Hockomock Girls Wrestling
Milford sophomore Amelia Hough. (Josh Perry/HockomockSports.com)
Vieira, who finished fifth at all-states last year and started this season with a win at the Devin Ness Tournament, said, “Ooh, it was so good. It’s just so satisfying. I trained so hard and I actually have physical proof. I put it on my wall and everything.”

She is already looking forward to the postseason competition. “I looked on Flo(Wrestling) and kind of stalked some people,” Vieira said. “I’m going to have some really tough opponents and I can’t wait. There are New England finalists, a couple-times state champion, and it’s like yes, let’s go!”

“The worst part about matches is the anticipation before them,” Smith explained. “You know that feeling when you’re about to sneeze? And then when you finally sneeze it feels great. It’s like, thank goodness that’s over with it. I think that’s a big hook to the sport. You’re so relieved, so proud of yourself, when you win.”

“That’s what made me fall in love with the sport is getting past all the setbacks and actually just focusing on myself and focusing on my skills and winning.”

For the love of the sport

Wrestling is hard work.
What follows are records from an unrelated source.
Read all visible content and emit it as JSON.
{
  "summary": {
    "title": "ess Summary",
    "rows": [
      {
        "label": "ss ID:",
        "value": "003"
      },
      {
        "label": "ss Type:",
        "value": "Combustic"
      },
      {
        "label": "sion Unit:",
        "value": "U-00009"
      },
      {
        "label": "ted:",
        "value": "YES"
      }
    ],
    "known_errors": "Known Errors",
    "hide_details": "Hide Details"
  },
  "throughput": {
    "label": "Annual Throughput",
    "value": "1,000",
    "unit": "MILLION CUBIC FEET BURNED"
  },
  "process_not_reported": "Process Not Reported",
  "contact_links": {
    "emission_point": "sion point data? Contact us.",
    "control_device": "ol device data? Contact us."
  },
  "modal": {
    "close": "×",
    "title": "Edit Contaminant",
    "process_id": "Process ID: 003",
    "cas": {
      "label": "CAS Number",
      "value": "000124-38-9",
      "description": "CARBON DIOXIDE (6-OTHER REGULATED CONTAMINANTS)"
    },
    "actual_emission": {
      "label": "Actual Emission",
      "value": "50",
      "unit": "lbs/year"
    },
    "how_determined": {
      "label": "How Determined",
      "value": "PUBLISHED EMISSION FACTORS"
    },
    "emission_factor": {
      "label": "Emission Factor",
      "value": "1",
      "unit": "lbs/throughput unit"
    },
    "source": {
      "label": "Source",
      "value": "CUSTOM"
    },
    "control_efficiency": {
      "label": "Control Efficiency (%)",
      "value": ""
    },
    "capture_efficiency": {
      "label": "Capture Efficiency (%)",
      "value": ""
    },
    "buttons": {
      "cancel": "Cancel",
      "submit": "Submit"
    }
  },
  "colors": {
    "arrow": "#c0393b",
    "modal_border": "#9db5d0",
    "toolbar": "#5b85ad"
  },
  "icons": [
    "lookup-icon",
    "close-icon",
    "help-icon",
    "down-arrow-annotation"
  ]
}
The effort that goes into every practice, the conditioning, the drills, all the preparation that goes into getting onto the mat for a match and being able to go toe-to-toe with your opponent is hard.

The struggle is part of the enjoyment.

Johnson said with a laugh, “If you didn’t have anything else to talk about then you can talk about how much practice just sucks. It just makes you feel equal. Everybody is there putting in the same amount of work.”

“I love that it takes your willpower and hard work,” Smith explained. “There are no shortcuts in wrestling. You have to rely on how you do in practice for how you’ll do in your matches.”

Berry said, “I like everything that you learn with it. That’s the best part. I like the values and the hard work and seeing it pay off when you start picking things up and start putting things together.”

Vieira said simply, “I love it. There aren’t a lot of sports like it. It’s aggressive.”

With the league adding a girls showcase to its championship meet, there is a new opportunity to highlight how far girls wrestling has come and capitalize on the momentum that is already building in the Hock to take the sport to the next level.

Everyone agrees that the showcase is just the start and, when the numbers support it, having a full girls tournament is the goal for the Hockomock League.

“A girls division would be huge,” Wiebe said. “I think it would make the growth of the sport happen a lot faster. The skill level that you’d see from women would go crazy. Women would get so much better so much faster.”